Ein großer humanistischer Roman über einen Mann namens Toni

Voller Stern Voller Stern Voller Stern Voller Stern Voller Stern
adelheid von buch Avatar

Von

Vor den mehr als 800 Seiten Lesestoff bin ich zunächst erstmal zurückgeschreckt. Dann interessierte mich das Thema aber doch sehr. Und es hat sich wirklich gelohnt, dass ich mich darauf eingelassen habe. Von den vielen sehr guten Büchern, die ich in den letzten Jahren gelesen habe, hat mich keins so sehr berührt wie „Die Mauersegler“ von Fernando Aramburu.

Wir lernen Toni kennen, einen vierundfünfzigjährigen Gymnasiallehrer, der Spanier ist und in Madrid lebt und der sich in einer heftigen Krise befindet. Er beschließt, sein Leben zu beenden und setzt dafür einen Termin in genau einem Jahr. Bis dahin will er seine Angelegenheiten ordnen und sich von seinen Sachen getrennt haben. Er macht tägliche Notizen über die Gedanken, die ihm durch den Kopf gehen. Da er das nur für sich selbst tut, ist er absolut ehrlich und es entsteht „eine persönliche Chronik mit gnadenloser Wahrhaftigkeit“. So wird dieses Tagebuch zur Therapie für ihn. Ich war sehr fasziniert von Tonis Empfindungen, seinen Gedankengängen, von seiner Betrachtung der Welt aus seiner männlichen Sicht. Er lässt nichts aus. Seine Kindheit, seine Eltern, seine Ehe, sein Sohn, die Frauen im Allgemeinen und im Besonderen, seine Schüler, die politische Lage in Spanien und vieles mehr. Mit der Zeit gehen seine Betrachtungen mehr und mehr in die Tiefe.
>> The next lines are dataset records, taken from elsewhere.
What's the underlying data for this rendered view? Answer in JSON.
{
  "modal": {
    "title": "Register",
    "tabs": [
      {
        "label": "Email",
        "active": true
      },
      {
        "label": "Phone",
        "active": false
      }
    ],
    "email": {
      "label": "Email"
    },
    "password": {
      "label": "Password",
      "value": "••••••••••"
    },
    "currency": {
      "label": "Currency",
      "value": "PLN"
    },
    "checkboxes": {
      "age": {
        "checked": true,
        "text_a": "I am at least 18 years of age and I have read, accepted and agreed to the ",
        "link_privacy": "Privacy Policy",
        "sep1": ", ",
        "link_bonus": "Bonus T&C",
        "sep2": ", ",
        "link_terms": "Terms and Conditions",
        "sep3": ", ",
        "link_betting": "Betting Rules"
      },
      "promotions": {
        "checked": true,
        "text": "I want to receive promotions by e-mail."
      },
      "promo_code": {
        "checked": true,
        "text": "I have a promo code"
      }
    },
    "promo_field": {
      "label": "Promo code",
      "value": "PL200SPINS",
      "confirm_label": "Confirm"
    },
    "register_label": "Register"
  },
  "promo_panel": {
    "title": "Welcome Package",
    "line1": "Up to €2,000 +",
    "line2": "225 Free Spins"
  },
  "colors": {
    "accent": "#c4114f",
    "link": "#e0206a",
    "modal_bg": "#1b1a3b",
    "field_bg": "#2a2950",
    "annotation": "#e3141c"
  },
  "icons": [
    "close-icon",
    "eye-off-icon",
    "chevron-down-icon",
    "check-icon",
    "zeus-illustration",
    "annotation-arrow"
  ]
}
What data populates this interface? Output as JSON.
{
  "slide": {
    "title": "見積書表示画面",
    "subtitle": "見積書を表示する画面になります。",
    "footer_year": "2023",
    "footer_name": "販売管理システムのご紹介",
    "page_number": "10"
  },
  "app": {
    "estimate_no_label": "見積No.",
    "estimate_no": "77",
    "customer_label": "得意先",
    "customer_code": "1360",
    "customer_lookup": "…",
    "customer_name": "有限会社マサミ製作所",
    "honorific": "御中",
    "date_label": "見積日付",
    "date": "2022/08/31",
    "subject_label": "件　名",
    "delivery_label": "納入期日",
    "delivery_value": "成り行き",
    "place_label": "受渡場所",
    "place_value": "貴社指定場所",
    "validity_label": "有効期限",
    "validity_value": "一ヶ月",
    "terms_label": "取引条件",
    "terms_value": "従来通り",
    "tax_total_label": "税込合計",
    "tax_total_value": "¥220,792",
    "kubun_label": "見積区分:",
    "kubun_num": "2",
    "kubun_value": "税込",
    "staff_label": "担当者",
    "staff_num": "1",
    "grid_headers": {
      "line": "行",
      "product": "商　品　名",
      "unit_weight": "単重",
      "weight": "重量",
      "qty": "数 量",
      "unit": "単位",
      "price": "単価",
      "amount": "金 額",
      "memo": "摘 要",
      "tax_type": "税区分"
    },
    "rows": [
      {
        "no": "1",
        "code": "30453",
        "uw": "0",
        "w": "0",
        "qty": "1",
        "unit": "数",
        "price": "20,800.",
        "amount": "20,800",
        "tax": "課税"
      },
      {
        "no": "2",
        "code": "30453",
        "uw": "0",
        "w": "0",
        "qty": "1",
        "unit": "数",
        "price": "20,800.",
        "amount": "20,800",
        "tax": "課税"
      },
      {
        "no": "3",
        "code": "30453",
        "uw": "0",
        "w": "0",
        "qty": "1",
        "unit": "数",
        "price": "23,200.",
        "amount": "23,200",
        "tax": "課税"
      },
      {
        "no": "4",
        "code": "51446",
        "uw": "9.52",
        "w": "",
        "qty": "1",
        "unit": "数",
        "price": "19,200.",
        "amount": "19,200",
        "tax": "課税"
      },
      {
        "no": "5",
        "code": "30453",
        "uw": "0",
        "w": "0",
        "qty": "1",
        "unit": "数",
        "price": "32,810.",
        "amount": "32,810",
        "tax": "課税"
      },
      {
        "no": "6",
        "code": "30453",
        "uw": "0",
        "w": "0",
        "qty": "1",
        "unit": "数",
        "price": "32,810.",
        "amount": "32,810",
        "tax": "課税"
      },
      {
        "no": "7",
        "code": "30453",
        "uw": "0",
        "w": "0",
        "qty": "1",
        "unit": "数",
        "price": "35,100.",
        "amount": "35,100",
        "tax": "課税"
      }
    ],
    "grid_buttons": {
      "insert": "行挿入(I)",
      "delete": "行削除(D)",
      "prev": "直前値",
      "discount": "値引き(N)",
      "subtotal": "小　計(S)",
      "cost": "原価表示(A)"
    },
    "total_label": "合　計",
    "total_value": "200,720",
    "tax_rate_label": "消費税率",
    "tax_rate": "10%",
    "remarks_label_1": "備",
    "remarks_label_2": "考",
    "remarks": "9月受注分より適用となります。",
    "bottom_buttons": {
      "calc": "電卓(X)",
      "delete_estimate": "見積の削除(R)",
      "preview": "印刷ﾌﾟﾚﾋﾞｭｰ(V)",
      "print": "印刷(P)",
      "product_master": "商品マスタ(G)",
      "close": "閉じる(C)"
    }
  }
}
Ganz langsam über viele Seiten hinweg verliert sich Tonis Depression mehr und mehr und der Text bekommt zunehmend eine Tragikomik.

Toni hat drei Begleiter an seiner Seite. Da ist sein Freund aus Jugendtagen, den er Humpel nennt und der sein Spiegelbild sein könnte. Da ist seine Jugendliebe Agueda, die niemals aufgehört hat, ihn zu lieben und nie einen anderen Mann angesehen hat. Und da ist Pepa, seine Hündin, die er einst für seinen Sohn angeschafft hat, der sich aber nie wirklich dafür interessierte. Die drei halten zusammen und stehen einander bei.

Indem Toni alle nur denkbaren Themen seines Lebens betrachtet, manche davon kochen mehrmals und immer wieder hoch, verarbeitet er viel angestauten Schmerz und unterdrückte Enttäuschung und Wut. Er hat auch einigen Blödsinn verzapft, den er sich wohl auch zu vergeben hat. So lässt Toni Stück für Stück seine Vergangenheit hinter sich und trennt sich auch von seinen persönlichen Sachen, die er in der Stadt an verschiedenen Orten ablegt. Er tut dies ganz ohne Pathos und Geheule. Er tut dies mit „Witz und Stil“ und einer geradezu virtuosen Sprachgewandheit. Sehr schön finde ich auch die immer wieder mal eingestreuten philosophischen Betrachtungen.

Ich bin sehr begeistert von diesem Buch. Ich gebe eine absolute Leseempfehlung und mindestens 6 Sterne ;-).